There is an option between feeling and faking - recalling.  When a composer
writes a passage which is genuinely sorrowful, it will often recall sorrow
to mind, and cause the welling up of a tear where there was none.  After
all, the purpose of composing is to organise, and organise the mind and
emotions of those who will touch that music above all else.  The composer
is not writing a letter in most cases, instead there is the moment of
feeling, and only later does the means to cast that feeling in music become
possible.  The composer knows that he has suceded if the music recalls the
moment that gave rise to it.

This same process is true of the actor: he need not be in the character's
emotional state, but if he has experienced it, then all that is needed is
to conjure it from before.  And in doing so transport himself to that
moment.  He does nto feel as he did before, because in recalling, he may
inflect it, as we might wish to change a nightmare as we are having it.
The actor is the waking man altering what in morning light seems a dream.
Thus Shakespeare tells us the stage is life - life as it would be lived if
we could treat reality as we do our night time lives.

- - -

Speak memory, though your voice is fading.

When a composer works, he concentrates on the crafting, or on the
transference of idea to craft.  In the wake of creation he often finds he
has churned up moments which he had lost contact with, though they were
within him.

When composing the aurora from what would become a String Quartet in Ab,
tears found themselves streaking down my cheeks - so clearly had it called
to mind a sunrise some years before where someone exited my life never to
reenter.

Was I sad at the time? Not in the same sense.

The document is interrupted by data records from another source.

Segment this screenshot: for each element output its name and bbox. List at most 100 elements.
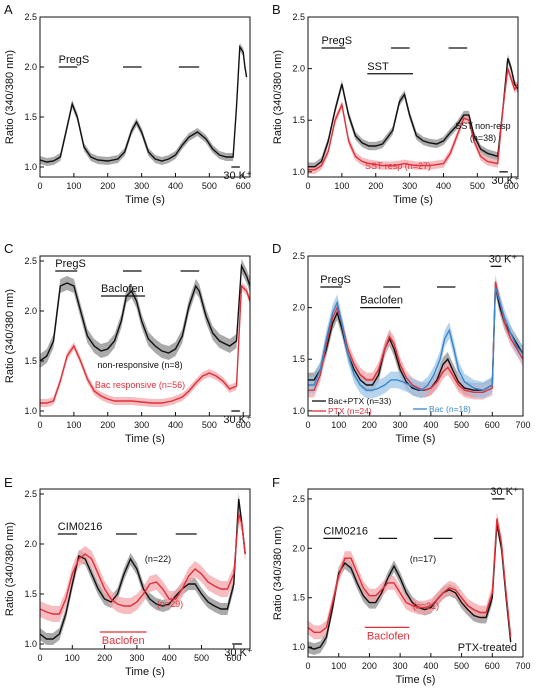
x-tick-label: 400 bbox=[168, 181, 183, 191]
plot-frame bbox=[307, 488, 524, 658]
series-line-2 bbox=[308, 286, 524, 391]
stimulus-label: 30 K⁺ bbox=[223, 170, 252, 182]
panel-annotation: PTX-treated bbox=[458, 642, 517, 654]
y-tick-label: 2.5 bbox=[292, 251, 305, 261]
stimulus-label: 30 K⁺ bbox=[491, 175, 520, 187]
x-tick-label: 300 bbox=[129, 653, 144, 663]
stimulus-label: 30 K⁺ bbox=[489, 253, 518, 265]
x-tick-label: 300 bbox=[134, 420, 149, 430]
x-tick-label: 200 bbox=[362, 661, 377, 671]
x-tick-label: 0 bbox=[305, 420, 310, 430]
x-tick-label: 100 bbox=[334, 181, 349, 191]
stimulus-label: CIM0216 bbox=[323, 525, 368, 537]
panel-A: A 0 100 200 300 400 500 600 1.0 1.5 2.0 2.5 Time (s)… bbox=[4, 2, 252, 206]
y-tick-label: 1.5 bbox=[292, 115, 305, 125]
y-tick-label: 1.0 bbox=[292, 167, 305, 177]
stimulus-label: PregS bbox=[59, 54, 90, 66]
x-tick-label: 200 bbox=[368, 181, 383, 191]
x-tick-label: 700 bbox=[515, 420, 530, 430]
x-tick-label: 100 bbox=[66, 181, 81, 191]
panel-C: C 0 100 200 300 400 500 600 1.0 1.5 2.0 2.5 Time (s)… bbox=[4, 241, 252, 445]
x-tick-label: 0 bbox=[37, 181, 42, 191]
series-label: (n=21) bbox=[413, 601, 439, 611]
stimulus-label: 30 K⁺ bbox=[223, 414, 252, 426]
x-tick-label: 600 bbox=[485, 420, 500, 430]
y-tick-label: 2.0 bbox=[292, 64, 305, 74]
plot-frame bbox=[307, 16, 519, 178]
panel-letter: B bbox=[272, 2, 281, 17]
x-tick-label: 0 bbox=[37, 653, 42, 663]
y-tick-label: 1.5 bbox=[24, 589, 37, 599]
panel-F: F 0 100 200 300 400 500 600 700 1.0 1.5 2.0 2.5 Time … bbox=[272, 475, 531, 686]
x-axis-label: Time (s) bbox=[125, 194, 165, 206]
series-line-1 bbox=[308, 68, 519, 171]
x-tick-label: 700 bbox=[515, 661, 530, 671]
x-tick-label: 0 bbox=[305, 181, 310, 191]
x-tick-label: 200 bbox=[97, 653, 112, 663]
series-line-0 bbox=[39, 498, 246, 640]
series-label: SST resp (n=27) bbox=[365, 161, 431, 171]
series-band-1 bbox=[308, 64, 518, 174]
x-tick-label: 100 bbox=[66, 420, 81, 430]
series-label: SST non-resp bbox=[455, 121, 510, 131]
x-axis-label: Time (s) bbox=[125, 666, 165, 678]
x-tick-label: 100 bbox=[65, 653, 80, 663]
y-axis-label: Ratio (340/380 nm) bbox=[4, 50, 16, 144]
series-line-0 bbox=[39, 44, 248, 163]
plot-frame bbox=[39, 488, 251, 650]
x-tick-label: 300 bbox=[402, 181, 417, 191]
series-label: (n=38) bbox=[470, 133, 496, 143]
panel-E: E 0 100 200 300 400 500 600 1.0 1.5 2.0 2.5 Time (s)… bbox=[4, 475, 253, 678]
series-label: (n=29) bbox=[157, 599, 183, 609]
x-tick-label: 500 bbox=[470, 181, 485, 191]
stimulus-label: PregS bbox=[322, 35, 353, 47]
y-tick-label: 2.5 bbox=[24, 489, 37, 499]
stimulus-label: Baclofen bbox=[360, 295, 403, 307]
series-label: (n=22) bbox=[145, 554, 171, 564]
x-tick-label: 400 bbox=[436, 181, 451, 191]
x-tick-label: 500 bbox=[202, 420, 217, 430]
series-line-0 bbox=[308, 286, 524, 391]
x-tick-label: 100 bbox=[331, 420, 346, 430]
series-band-0 bbox=[40, 43, 247, 166]
panel-D: D 0 100 200 300 400 500 600 700 1.0 1.5 2.0 2.5 Time … bbox=[272, 241, 531, 445]
y-tick-label: 1.0 bbox=[24, 162, 37, 172]
panel-B: B 0 100 200 300 400 500 600 1.0 1.5 2.0 2.5 Time (s)… bbox=[272, 2, 520, 206]
x-tick-label: 300 bbox=[134, 181, 149, 191]
x-tick-label: 600 bbox=[504, 181, 519, 191]
x-axis-label: Time (s) bbox=[393, 194, 433, 206]
plot-frame bbox=[307, 255, 524, 417]
x-tick-label: 600 bbox=[236, 181, 251, 191]
series-band-0 bbox=[40, 493, 246, 645]
stimulus-label: Baclofen bbox=[102, 635, 145, 647]
x-axis-label: Time (s) bbox=[396, 674, 436, 686]
x-tick-label: 200 bbox=[100, 420, 115, 430]
series-line-1 bbox=[40, 284, 251, 404]
y-tick-label: 1.0 bbox=[292, 406, 305, 416]
y-tick-label: 2.5 bbox=[292, 494, 305, 504]
x-tick-label: 400 bbox=[162, 653, 177, 663]
x-tick-label: 200 bbox=[362, 420, 377, 430]
x-axis-label: Time (s) bbox=[125, 433, 165, 445]
series-line-0 bbox=[308, 58, 519, 168]
x-tick-label: 400 bbox=[423, 420, 438, 430]
y-tick-label: 1.5 bbox=[24, 356, 37, 366]
x-tick-label: 500 bbox=[194, 653, 209, 663]
y-tick-label: 1.0 bbox=[292, 642, 305, 652]
y-tick-label: 2.5 bbox=[292, 12, 305, 22]
y-tick-label: 2.0 bbox=[292, 543, 305, 553]
x-tick-label: 500 bbox=[454, 420, 469, 430]
stimulus-label: 30 K⁺ bbox=[490, 486, 519, 498]
plot-frame bbox=[39, 16, 251, 178]
panel-letter: F bbox=[272, 475, 280, 490]
panel-letter: A bbox=[4, 2, 13, 17]
stimulus-label: SST bbox=[367, 61, 389, 73]
legend-label: Bac+PTX (n=33) bbox=[328, 396, 391, 406]
x-tick-label: 100 bbox=[331, 661, 346, 671]
x-tick-label: 200 bbox=[100, 181, 115, 191]
legend-label: Bac (n=18) bbox=[429, 404, 471, 414]
y-tick-label: 1.5 bbox=[292, 354, 305, 364]
series-line-0 bbox=[39, 263, 251, 362]
x-tick-label: 600 bbox=[226, 653, 241, 663]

This role of memory in music, where a moment is in search of music to be
interlocked with, has not been lost on composers - especially in the 19th
century.  If language is what we remember with - it is music that is the
language of recalling it to mind.  It is capable of doing so without the
clumsy devices of invoking, or recitation of details, it needs no frame to
flash back, nor other turning, instantaneously the past flowers into the
present.

The actor and the composer create a montage of recall, each mercurially
leading into the next.  And so assemble a story which is as it was lived,
but in a way that is to living as waking is to dreaming.